Compiling Numba functions: finished in 1.97 seconds!        


100%|██████████| 23823/23823 [02:24<00:00, 164.46it/s]


The warping functions were computed in 145.25 seconds.


100%|██████████| 23823/23823 [00:10<00:00, 2301.74it/s]


The data was warped in 10.72 seconds.
Mass dispersion after alignment with optimization:

Mass dispersion [ppm]:
	Average:		0.3
	Median:			0.24
	Cosine similarity:	0.9968



In [7]:
# Perform alignment without square root trick
alignment = Alignment(np.load(f'{path}/{sample.split(".")[0]}.npz')['data'], mz, reference, nb_cores, instrument)
alignment.limit_mz_range(start_mz, end_mz)

x, y = alignment.compute_warping_functions_optimization(nb_segments, window, factor, outlier_detection, delta=0.05, only_opt=True)

alignment.data = np.load(f'{path}/{sample.split(".")[0]}.npz')['data']

alignment.apply_warping_functions_to_data(x, y)

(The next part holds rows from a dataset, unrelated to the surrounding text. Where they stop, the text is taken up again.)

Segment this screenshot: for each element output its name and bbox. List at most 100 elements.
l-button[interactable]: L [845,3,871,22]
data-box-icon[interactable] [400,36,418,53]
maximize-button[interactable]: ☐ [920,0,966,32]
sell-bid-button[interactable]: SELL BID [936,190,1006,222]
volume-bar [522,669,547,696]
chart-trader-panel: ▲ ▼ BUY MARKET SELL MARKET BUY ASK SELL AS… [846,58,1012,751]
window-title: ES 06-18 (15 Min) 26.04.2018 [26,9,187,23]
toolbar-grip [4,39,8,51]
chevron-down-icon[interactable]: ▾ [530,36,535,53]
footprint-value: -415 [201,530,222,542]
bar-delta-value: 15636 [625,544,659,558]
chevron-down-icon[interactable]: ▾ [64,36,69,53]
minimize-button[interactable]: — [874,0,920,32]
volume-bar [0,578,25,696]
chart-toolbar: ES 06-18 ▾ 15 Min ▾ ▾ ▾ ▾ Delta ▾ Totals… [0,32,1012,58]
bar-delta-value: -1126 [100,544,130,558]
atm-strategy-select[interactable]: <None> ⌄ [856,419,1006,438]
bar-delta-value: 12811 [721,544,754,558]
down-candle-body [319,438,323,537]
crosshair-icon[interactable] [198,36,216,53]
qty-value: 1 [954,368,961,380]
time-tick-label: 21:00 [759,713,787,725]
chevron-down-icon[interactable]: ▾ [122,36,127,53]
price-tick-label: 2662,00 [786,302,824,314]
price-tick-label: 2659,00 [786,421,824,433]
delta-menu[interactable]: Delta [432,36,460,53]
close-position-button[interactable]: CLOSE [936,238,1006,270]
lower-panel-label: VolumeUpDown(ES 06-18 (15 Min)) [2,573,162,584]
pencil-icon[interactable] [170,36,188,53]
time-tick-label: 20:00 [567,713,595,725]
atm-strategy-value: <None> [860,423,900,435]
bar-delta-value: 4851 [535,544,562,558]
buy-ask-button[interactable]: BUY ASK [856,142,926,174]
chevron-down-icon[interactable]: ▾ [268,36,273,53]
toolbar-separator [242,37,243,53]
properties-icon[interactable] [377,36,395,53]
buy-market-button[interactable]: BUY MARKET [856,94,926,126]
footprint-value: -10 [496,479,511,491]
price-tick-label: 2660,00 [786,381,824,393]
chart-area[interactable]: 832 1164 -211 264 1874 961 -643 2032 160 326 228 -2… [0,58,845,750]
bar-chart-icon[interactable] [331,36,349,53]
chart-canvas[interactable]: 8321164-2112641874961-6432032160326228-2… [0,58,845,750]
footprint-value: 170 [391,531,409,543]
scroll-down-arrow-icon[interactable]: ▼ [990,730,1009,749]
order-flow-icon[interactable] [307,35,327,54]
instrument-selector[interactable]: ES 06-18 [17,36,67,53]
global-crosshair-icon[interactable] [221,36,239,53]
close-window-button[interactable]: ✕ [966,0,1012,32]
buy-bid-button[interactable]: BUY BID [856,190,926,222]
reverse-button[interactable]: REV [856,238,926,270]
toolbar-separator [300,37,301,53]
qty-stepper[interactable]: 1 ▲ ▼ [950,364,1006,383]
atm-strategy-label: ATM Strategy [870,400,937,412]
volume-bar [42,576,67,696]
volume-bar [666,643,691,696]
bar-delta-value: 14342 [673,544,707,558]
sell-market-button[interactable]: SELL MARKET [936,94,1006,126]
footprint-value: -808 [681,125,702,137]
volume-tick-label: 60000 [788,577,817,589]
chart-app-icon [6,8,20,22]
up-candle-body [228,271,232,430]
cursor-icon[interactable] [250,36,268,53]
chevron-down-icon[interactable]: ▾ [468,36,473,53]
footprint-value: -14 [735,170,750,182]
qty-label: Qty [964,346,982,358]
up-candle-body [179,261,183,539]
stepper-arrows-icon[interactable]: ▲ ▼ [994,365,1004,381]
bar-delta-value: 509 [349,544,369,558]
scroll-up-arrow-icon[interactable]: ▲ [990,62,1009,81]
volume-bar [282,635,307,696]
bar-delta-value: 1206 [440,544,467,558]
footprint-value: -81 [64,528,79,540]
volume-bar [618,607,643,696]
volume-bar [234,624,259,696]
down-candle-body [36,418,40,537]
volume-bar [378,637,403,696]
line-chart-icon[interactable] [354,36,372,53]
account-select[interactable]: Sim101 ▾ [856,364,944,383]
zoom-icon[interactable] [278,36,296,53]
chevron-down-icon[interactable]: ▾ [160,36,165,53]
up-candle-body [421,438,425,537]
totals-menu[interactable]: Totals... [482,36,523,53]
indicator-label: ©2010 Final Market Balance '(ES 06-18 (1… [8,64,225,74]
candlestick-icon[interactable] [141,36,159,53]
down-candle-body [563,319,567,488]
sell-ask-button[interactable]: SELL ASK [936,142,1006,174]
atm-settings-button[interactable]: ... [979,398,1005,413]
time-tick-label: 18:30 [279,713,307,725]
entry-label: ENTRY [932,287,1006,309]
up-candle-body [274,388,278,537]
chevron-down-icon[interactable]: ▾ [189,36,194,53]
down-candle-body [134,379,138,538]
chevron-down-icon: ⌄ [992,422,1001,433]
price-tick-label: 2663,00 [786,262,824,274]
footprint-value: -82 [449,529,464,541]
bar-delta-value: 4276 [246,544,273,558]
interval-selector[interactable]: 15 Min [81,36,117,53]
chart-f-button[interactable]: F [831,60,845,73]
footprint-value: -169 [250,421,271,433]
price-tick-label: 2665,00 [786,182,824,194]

print('Mass dispersion after alignment with optimization:')
alignment.get_mass_dispersion(distance=distance, width=width, nb_of_peaks=nb_peaks)

del alignment

Compiling Numba functions: finished in 2.05 seconds!        


100%|██████████| 23823/23823 [02:33<00:00, 154.97it/s]


The warping functions were computed in 154.11 seconds.


100%|██████████| 23823/23823 [00:10<00:00, 2285.51it/s]


The data was warped in 10.78 seconds.
Mass dispersion after alignment with optimization:

Mass dispersion [ppm]:
	Average:		0.46
	Median:			0.42
	Cosine similarity:	0.9968



In this case the square root trick helps the algorithm to achieve better alignment performance!